Buddhist meditation and religious music are not precisely a scenic experience for themselves but after they are inside of a religious but tourist sight (Puning temple) then they become immediately a scenic experience for any visitor. In this case, that initially touristic experience develops in something extraordinary when the spectator-tourist feels that inherent life coming from those Buddhist monks praying or those traditional musicians playing their instruments, working as any other day they do.
They were doing what they usually do, without any theatrical or even artistic interest, but they had been put on a stage by the tourist officials; so, we could be pilgrims or spectators as we wanted, we’d share their religion or we’d watch an spectacle.
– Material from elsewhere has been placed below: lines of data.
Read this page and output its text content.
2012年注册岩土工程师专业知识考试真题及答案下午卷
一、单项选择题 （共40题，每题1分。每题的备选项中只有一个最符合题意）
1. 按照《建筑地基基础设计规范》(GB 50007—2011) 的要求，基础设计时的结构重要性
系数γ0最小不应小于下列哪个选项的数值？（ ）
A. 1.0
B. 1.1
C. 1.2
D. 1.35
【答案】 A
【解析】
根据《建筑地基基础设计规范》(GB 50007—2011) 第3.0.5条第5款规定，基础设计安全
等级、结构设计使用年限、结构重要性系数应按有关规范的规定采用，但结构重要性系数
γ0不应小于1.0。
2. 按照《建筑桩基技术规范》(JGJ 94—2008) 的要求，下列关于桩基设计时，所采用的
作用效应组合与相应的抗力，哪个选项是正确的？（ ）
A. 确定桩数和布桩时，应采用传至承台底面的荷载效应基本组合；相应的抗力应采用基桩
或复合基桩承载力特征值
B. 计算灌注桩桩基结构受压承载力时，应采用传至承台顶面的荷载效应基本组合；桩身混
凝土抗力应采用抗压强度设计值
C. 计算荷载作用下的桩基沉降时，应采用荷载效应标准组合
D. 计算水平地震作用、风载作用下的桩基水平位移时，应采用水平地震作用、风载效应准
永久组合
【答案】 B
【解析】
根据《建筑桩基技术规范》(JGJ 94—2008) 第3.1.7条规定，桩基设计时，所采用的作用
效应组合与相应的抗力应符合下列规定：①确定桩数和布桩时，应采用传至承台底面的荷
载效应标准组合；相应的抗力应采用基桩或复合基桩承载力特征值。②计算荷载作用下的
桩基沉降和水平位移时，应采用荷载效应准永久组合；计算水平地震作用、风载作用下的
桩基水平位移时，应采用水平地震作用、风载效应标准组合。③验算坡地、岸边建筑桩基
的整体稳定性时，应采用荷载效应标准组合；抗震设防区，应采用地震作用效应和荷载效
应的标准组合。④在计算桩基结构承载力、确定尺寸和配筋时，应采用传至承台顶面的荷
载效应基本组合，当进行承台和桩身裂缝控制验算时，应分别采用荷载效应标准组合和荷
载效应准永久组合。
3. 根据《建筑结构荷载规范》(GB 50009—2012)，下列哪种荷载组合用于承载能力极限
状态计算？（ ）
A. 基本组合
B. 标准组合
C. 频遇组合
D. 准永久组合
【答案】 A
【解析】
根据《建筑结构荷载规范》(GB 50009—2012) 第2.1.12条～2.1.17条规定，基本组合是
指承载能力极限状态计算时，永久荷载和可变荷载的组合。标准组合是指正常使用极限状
This was a extraordinary dichotomy: they were performing and not performing for us because they were simply doing their own job.
First, I could have the experience of watching and listening a big group of Buddhist monks (mostly teenagers) praying and reciting mantras inside a shrine, playing instruments and blessing pilgrims; it was a visual experience yes, but it was specially for the ear and for the mind. I was invited to participate in their meditation, just seating there and listening; my experience first theatrical became spiritual and uniquely total. I didn’t recorded any video during my meditation, of course I didn’t need it.
Buddhist Monks praying at Puning Temple
Some steps up (this temple like any other temple in China is shaped like a hill), face to the Kuanyin of Thousands Arms Shrine, I found a group of traditional musicians working for the pilgrims who wanted to pray to the Goddess with a special musical ambiance.
Traditional instruments and traditional customs, musicians dressed for a theatrical performance. They were in the middle of that mass of pilgrims, playing their religious music, giving an introduction to the Kuanyin’s Shrine entrance.
Traditional instruments and traditional customs, musicians dressed for a theatrical performance. They were in the middle of that mass of pilgrims, playing their religious music, giving an introduction to the Kuanyin’s Shrine entrance.
This was a refreshing and lively visit after a day before without life, with those huge empty buildings and that wasted Qing style Beijing Opera theatre. I wasn’t anymore inside a museum I was inside of a lively open air theatre.
Chengde was being part of a new perception of my theatrical Chinese experience.